This is a companion piece to last month’s line editing post, about the various revisioning passes I make before I get to the line editing. Read it at amwriting site.
Last month I wrote about line editing. One important step (or, rather, a series of steps) exists between finishing a rough draft and tightening via a line edit, and that step is content revision.
My writing mentor used to discuss revision not as a chore but as an opportunity. He told us, “Look at the word itself, revision. Now look at it again and see what else is there: re-vision. It’s a chance to re-envision your work.”
I have always loved that breaking of the word and the concept. Re-visioning sounds so much more…optimistic than revising. The word is an invitation to evaluate what you imagined in the first place and really weigh it against all the other possibilities. Maybe it was the best choice; many times it will be. But if it wasn’t, here’s the chance to get it right the first time.
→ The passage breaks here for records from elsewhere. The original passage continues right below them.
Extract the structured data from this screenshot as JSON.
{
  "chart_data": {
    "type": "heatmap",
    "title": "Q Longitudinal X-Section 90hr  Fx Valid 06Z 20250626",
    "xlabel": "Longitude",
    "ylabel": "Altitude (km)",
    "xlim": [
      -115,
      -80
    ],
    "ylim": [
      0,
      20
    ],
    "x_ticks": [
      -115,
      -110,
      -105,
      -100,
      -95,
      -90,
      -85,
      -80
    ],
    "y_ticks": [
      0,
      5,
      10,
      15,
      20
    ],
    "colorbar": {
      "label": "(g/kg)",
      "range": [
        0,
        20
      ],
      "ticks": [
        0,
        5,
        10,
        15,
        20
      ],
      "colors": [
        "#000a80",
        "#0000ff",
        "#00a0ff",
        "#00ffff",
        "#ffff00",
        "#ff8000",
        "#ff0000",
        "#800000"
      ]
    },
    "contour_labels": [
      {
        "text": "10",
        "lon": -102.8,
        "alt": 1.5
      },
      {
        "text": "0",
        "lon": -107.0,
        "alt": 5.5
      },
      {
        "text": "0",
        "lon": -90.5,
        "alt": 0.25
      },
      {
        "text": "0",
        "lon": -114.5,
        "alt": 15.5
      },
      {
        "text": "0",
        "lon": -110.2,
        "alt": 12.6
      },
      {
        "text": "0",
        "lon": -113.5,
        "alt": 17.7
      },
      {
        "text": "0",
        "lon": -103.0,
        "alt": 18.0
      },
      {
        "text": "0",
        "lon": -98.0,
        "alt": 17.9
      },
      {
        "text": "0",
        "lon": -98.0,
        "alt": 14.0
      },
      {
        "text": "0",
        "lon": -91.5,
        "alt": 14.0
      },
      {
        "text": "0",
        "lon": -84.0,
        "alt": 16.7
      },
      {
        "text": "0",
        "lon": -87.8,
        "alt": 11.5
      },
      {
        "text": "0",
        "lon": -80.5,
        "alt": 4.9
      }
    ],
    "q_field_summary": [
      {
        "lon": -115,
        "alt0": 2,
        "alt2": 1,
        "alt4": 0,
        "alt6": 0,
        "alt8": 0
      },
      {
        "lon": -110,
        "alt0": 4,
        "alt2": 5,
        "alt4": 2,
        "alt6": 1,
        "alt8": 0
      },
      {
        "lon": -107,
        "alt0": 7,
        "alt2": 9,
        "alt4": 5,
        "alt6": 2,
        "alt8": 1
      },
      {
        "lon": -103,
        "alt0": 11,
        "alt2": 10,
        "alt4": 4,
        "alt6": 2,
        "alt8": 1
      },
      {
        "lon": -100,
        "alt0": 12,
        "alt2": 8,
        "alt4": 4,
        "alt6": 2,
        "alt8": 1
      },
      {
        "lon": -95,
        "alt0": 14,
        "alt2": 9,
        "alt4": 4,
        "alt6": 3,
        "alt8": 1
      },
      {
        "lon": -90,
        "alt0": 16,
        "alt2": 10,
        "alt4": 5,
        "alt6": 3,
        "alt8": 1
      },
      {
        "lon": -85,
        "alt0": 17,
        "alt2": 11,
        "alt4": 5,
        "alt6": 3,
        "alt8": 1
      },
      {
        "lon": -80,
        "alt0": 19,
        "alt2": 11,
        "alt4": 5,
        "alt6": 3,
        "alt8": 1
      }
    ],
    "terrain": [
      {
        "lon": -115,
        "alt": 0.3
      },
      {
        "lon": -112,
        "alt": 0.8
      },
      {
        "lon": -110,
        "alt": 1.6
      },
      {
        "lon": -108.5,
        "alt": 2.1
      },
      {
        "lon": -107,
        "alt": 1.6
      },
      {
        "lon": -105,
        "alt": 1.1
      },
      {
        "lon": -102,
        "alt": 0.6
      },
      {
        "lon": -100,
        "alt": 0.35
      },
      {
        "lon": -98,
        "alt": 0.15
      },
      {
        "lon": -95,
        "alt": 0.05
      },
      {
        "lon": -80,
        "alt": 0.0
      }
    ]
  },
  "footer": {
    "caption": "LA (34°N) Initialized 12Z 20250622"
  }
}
Or the second. Or the third. Revision is not a one-step process.
As with line editing, I find keeping a “hit-list” of areas I know to be problems on hand helps me examine my work from every angle. There are two sections to my revision master list, one focusing on the story and the other focusing on how the story is presented.
I examine every scene with these questions in mind:
- Does this scene advance the story or character development? This is a yes or no question. The answer is rarely no, because I write from an outline, but if it is no, then I have to decide whether to remove the scene or add to it so that it becomes integral to the whole.
- Is this scene told from the best point of view for story/character development? The best point of view being either the one that will create the most narrative tension or the one which will deliver the most information, depending on the point of the scene. If I got it wrong the first time, it is a relatively easy fix to flip the point of view.
- Does this scene begin and end where it should? Sometimes I cut things off too soon, other times I don’t start them in quite the right place and have to back-track to fill a time gap. Sometimes the bridging works, but sometimes I should have just started the scene earlier and told the events in “real time.”
- Is the timing of this scene clear? It is always clear to me when a scene takes place, but not necessarily to the reader if I don’t properly cue them as to where it is in relation to the end of the previous scene. And do so in a less intrusive way than a clumsy opening like “Three hours later….”
Unlike the storyboarding list, which is pretty universal, this list is going to change from writer to writer and genre to genre. I developed it for the context of writing historical romance, with some of my known weaknesses as a writer in mind. Your weak spots might be different; your genre needs almost invariably will be.
- Sexual tension/physical awareness – this pass is probably combined with the next one. A lot of romance is built on the sexual tension between two characters. I don’t often get it into a rough draft because I am too focused on the dialogue and the immediacy of the events. Some scenes are naturally tense; others aren’t, and then it’s important to remind the reader of that thread of the plot with at least a moment of awareness in every scene the characters are together.
- Physical grounding – a slightly different issue than the above. I am super-focused on what’s going on inside a character’s head, and I neglect to put in the details of the physical world that “ground” the reader. So I have to go through my dialogue or internal monologue scenes and add references to the world at hand.
- Dialogue – does it sound natural, add in slang from the era. My main goal in drafting dialogue is not to use modern colloquialisms and let my characters talk for themselves. But a specific look at whether they sound plausible, and a bit of flavour from The Dictionary of the Vulgar Tongue is never a bad thing.
- Don’t belabor the point – I overexplain thought processes; minimize it. This comes from approaching my stories from a place of logic. Often a character’s reasoning process is unnecessary, but I draft it in, so then I have to decide if it needs to be there and if not, take it out, and then add back in any details or physical cues that might help the reader understand what the thought was even if it wasn’t spelled out.
- How does the character think about the world? – what I jokingly call the INTJ test. That is my MBTI type, and as it is relatively rare in men and extremely rare in women, I have to make sure that I’m not just writing myself over and over again. The perspective of each character should be subtly (or maybe not at all subtly!) different. In this pass I try to pair them with a friend who has a different way of looking at the world and thinking through situations than I do, and use my knowledge of someone else’s perspective to try and drive that character a little bit further from me but still keep them realistic.
So this is my revising process. What’s yours?